Look at the drawing below, where AB = BC = CD = DT = h, and TD perpendicular to AD:

                                   
                                   o T
                                   |
                                   | (h) 
                                   |
                                   |
  +----------+----------+----------o 
  A    (h)   B    (h)   C    (h)   D

The line AT makes an angle x with AD; the line BT makes an angle y with BD; the line CT makes an angle z with CD.

Using only geometry, prove that (angle x) + (angle y) = (angle z).

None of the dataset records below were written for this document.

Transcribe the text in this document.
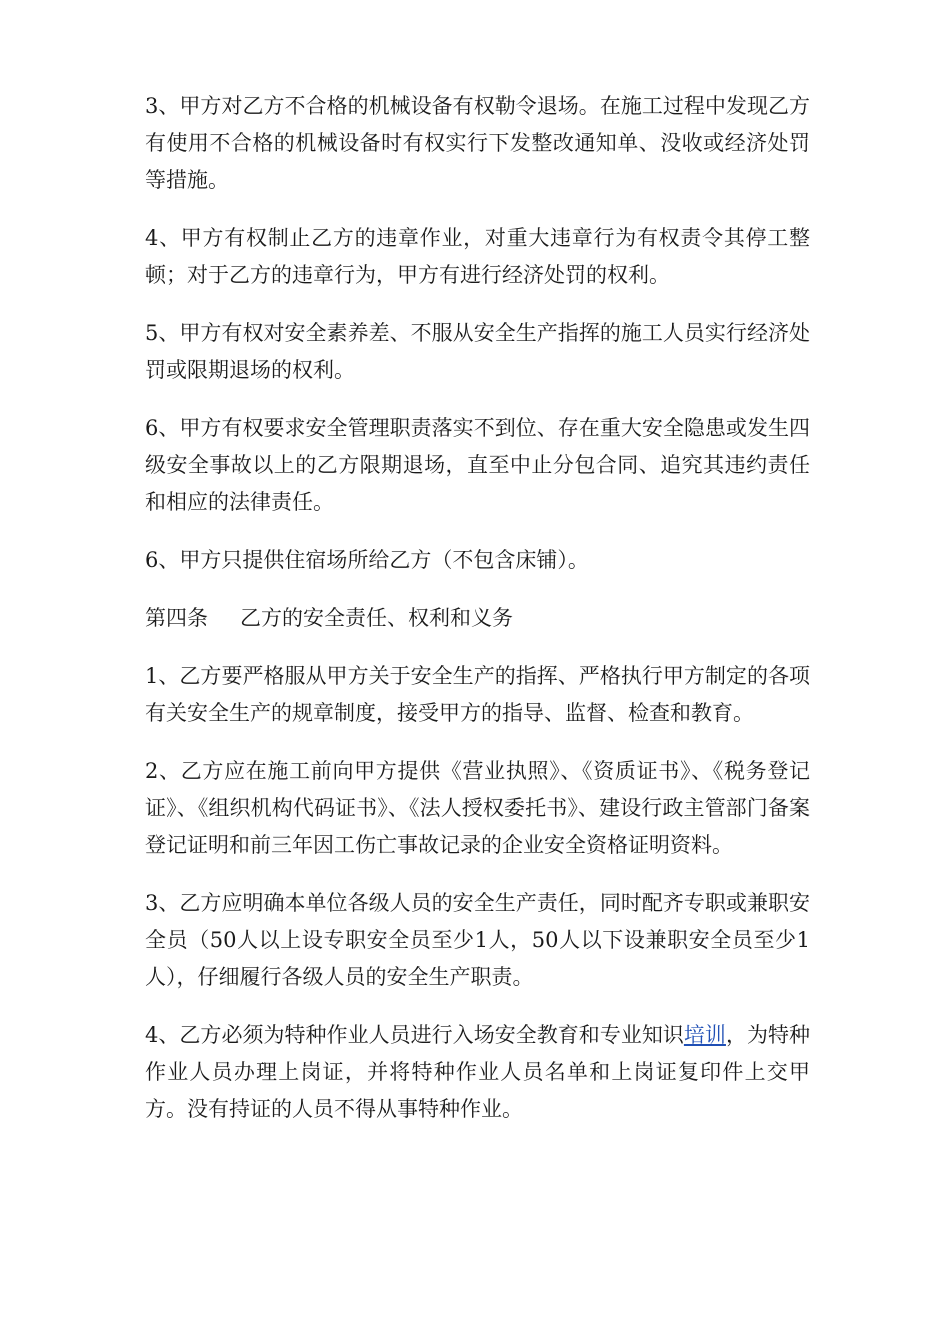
3、甲方对乙方不合格的机械设备有权勒令退场。在施工过程中发现乙方有使用不合格的机械设备时有权实行下发整改通知单、没收或经济处罚等措施。

4、甲方有权制止乙方的违章作业，对重大违章行为有权责令其停工整顿；对于乙方的违章行为，甲方有进行经济处罚的权利。

5、甲方有权对安全素养差、不服从安全生产指挥的施工人员实行经济处罚或限期退场的权利。

6、甲方有权要求安全管理职责落实不到位、存在重大安全隐患或发生四级安全事故以上的乙方限期退场，直至中止分包合同、追究其违约责任和相应的法律责任。

6、甲方只提供住宿场所给乙方（不包含床铺）。

第四条 乙方的安全责任、权利和义务

1、乙方要严格服从甲方关于安全生产的指挥、严格执行甲方制定的各项有关安全生产的规章制度，接受甲方的指导、监督、检查和教育。

2、乙方应在施工前向甲方提供《营业执照》、《资质证书》、《税务登记证》、《组织机构代码证书》、《法人授权委托书》、建设行政主管部门备案登记证明和前三年因工伤亡事故记录的企业安全资格证明资料。

3、乙方应明确本单位各级人员的安全生产责任，同时配齐专职或兼职安全员（50人以上设专职安全员至少1人，50人以下设兼职安全员至少1人），仔细履行各级人员的安全生产职责。

4、乙方必须为特种作业人员进行入场安全教育和专业知识培训，为特种作业人员办理上岗证，并将特种作业人员名单和上岗证复印件上交甲方。没有持证的人员不得从事特种作业。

(In reply to only geometry? by Mindrod)

I'm not Paulo, obviously, but I want to comment on the meaning of "only geometry."  Paulo first submitted the problem with the restriction that algebra and trigonometry were NOT to be used.  When the problem came under review in the queue, Paulo changed his restriction to "only geometry" based on an objection by somebody (not me) to his original wording.  His intent clearly was to ban the use of  coordinates and trig identities, leaving us with only with what is called "synthetic geometry" to use -- that is, essentially Euclid's methods. And yes, cutting triangles out of paper and putting them together would be in the spirit of the intended approach, and perhaps "similar trangles" might somehow be found in this way that would lead to a good proof.

Posted by Richard on 2005-12-23 13:47:41